Children exposed to general anesthesia, GA are at 17 percent increased risk of poor development as compared to those unexposed to general anesthesia, according to the new finding published in Pediatric Anesthesia, based on a data-linkage study of over 210,000 children.
Professor Natasha Nassar of the University of Sydney and his associates conducted a study to compare the developmental and school results of children exposed to general anesthesia during hospital procedures (37,880) up to 48 months of age to same-aged children with no exposure to general anesthesia or hospitalization (197,301).
Key points recorded :
Compared to children unexposed to general anesthesia, those exposed to general anesthesia had a:
- 17 percent increased the risk of poor child development
- 34 percent increased the risk of lower numeracy scores on school tests
- 23 percent increased the risk of lower reading scores on school tests
The 211,978 children included in the study were born in New South Wales at 37-plus weeks’ gestation without major congenital anomalies or neurodevelopmental disability. Of these, researchers had data on their school entry developmental assessment in 2009, 2012, or their Grade-3 school test results in 2008-2014
Professor Natasha Nassar said that there are many reasons why a child requires surgery or investigation, and, in some cases, this may be lifesaving or unavoidable and for these children, the findings of the study suggest that it is important to follow-up and monitor their literacy and numeracy skills when they reach school, and ensure early intervention, if required.
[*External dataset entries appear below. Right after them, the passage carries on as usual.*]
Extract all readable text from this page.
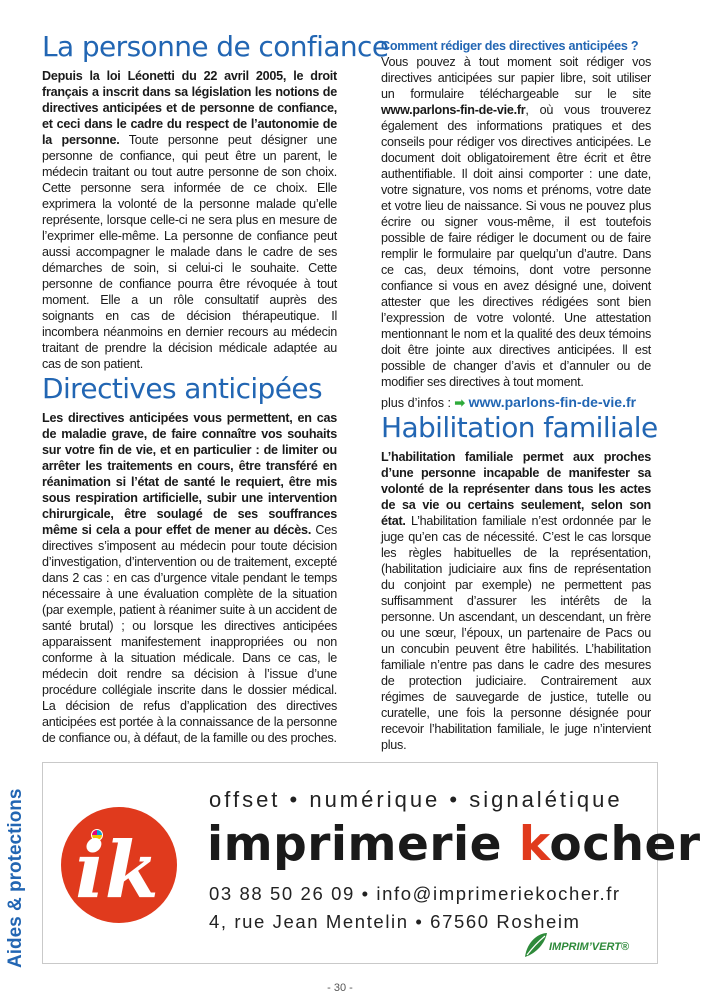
La personne de confiance

Depuis la loi Léonetti du 22 avril 2005, le droit français a inscrit dans sa législation les notions de directives anticipées et de personne de confiance, et ceci dans le cadre du respect de l’autonomie de la personne. Toute personne peut désigner une personne de confiance, qui peut être un parent, le médecin traitant ou tout autre personne de son choix. Cette personne sera informée de ce choix. Elle exprimera la volonté de la personne malade qu’elle représente, lorsque celle-ci ne sera plus en mesure de l’exprimer elle-même. La personne de confiance peut aussi accompagner le malade dans le cadre de ses démarches de soin, si celui-ci le souhaite. Cette personne de confiance pourra être révoquée à tout moment. Elle a un rôle consultatif auprès des soignants en cas de décision thérapeutique. Il incombera néanmoins en dernier recours au médecin traitant de prendre la décision médicale adaptée au cas de son patient.

Directives anticipées

Les directives anticipées vous permettent, en cas de maladie grave, de faire connaître vos souhaits sur votre fin de vie, et en particulier : de limiter ou arrêter les traitements en cours, être transféré en réanimation si l’état de santé le requiert, être mis sous respiration artificielle, subir une intervention chirurgicale, être soulagé de ses souffrances même si cela a pour effet de mener au décès. Ces directives s’imposent au médecin pour toute décision d’investigation, d’intervention ou de traitement, excepté dans 2 cas : en cas d’urgence vitale pendant le temps nécessaire à une évaluation complète de la situation (par exemple, patient à réanimer suite à un accident de santé brutal) ; ou lorsque les directives anticipées apparaissent manifestement inappropriées ou non conforme à la situation médicale. Dans ce cas, le médecin doit rendre sa décision à l’issue d’une procédure collégiale inscrite dans le dossier médical. La décision de refus d’application des directives anticipées est portée à la connaissance de la personne de confiance ou, à défaut, de la famille ou des proches.

Comment rédiger des directives anticipées ?

Vous pouvez à tout moment soit rédiger vos directives anticipées sur papier libre, soit utiliser un formulaire téléchargeable sur le site www.parlons-fin-de-vie.fr, où vous trouverez également des informations pratiques et des conseils pour rédiger vos directives anticipées. Le document doit obligatoirement être écrit et être authentifiable. Il doit ainsi comporter : une date, votre signature, vos noms et prénoms, votre date et votre lieu de naissance. Si vous ne pouvez plus écrire ou signer vous-même, il est toutefois possible de faire rédiger le document ou de faire remplir le formulaire par quelqu’un d’autre. Dans ce cas, deux témoins, dont votre personne confiance si vous en avez désigné une, doivent attester que les directives rédigées sont bien l’expression de votre volonté. Une attestation mentionnant le nom et la qualité des deux témoins doit être jointe aux directives anticipées. ll est possible de changer d’avis et d’annuler ou de modifier ses directives à tout moment.

plus d’infos : ➡ www.parlons-fin-de-vie.fr
Habilitation familiale

L’habilitation familiale permet aux proches d’une personne incapable de manifester sa volonté de la représenter dans tous les actes de sa vie ou certains seulement, selon son état. L’habilitation familiale n’est ordonnée par le juge qu’en cas de nécessité. C’est le cas lorsque les règles habituelles de la représentation, (habilitation judiciaire aux fins de représentation du conjoint par exemple) ne permettent pas suffisamment d’assurer les intérêts de la personne. Un ascendant, un descendant, un frère ou une sœur, l’époux, un partenaire de Pacs ou un concubin peuvent être habilités. L’habilitation familiale n’entre pas dans le cadre des mesures de protection judiciaire. Contrairement aux régimes de sauvegarde de justice, tutelle ou curatelle, une fois la personne désignée pour recevoir l’habilitation familiale, le juge n’intervient plus.

Aides & protections ik
offset • numérique • signalétique
imprimerie kocher
03 88 50 26 09 • info@imprimeriekocher.fr
4, rue Jean Mentelin • 67560 Rosheim
IMPRIM’VERT®
- 30 -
There are some procedures where alternative approaches or management may be possible, but the majority of surgeries in young infants and children cannot easily be postponed.” said Dr. Skowno, co-author of the study.
Dr. Skowno also said that parents can certainly discuss with their doctor and explore whether these procedures can be avoided, combined with other procedures, delayed to older ages or treated with alternatives to surgery, or other methods of sedation.
The study emphasizes further investigation of the specific effects of general anesthesia on numeracy skills particularly among children exposed to the previous or long duration of general anesthesia or with repeated hospitalizations.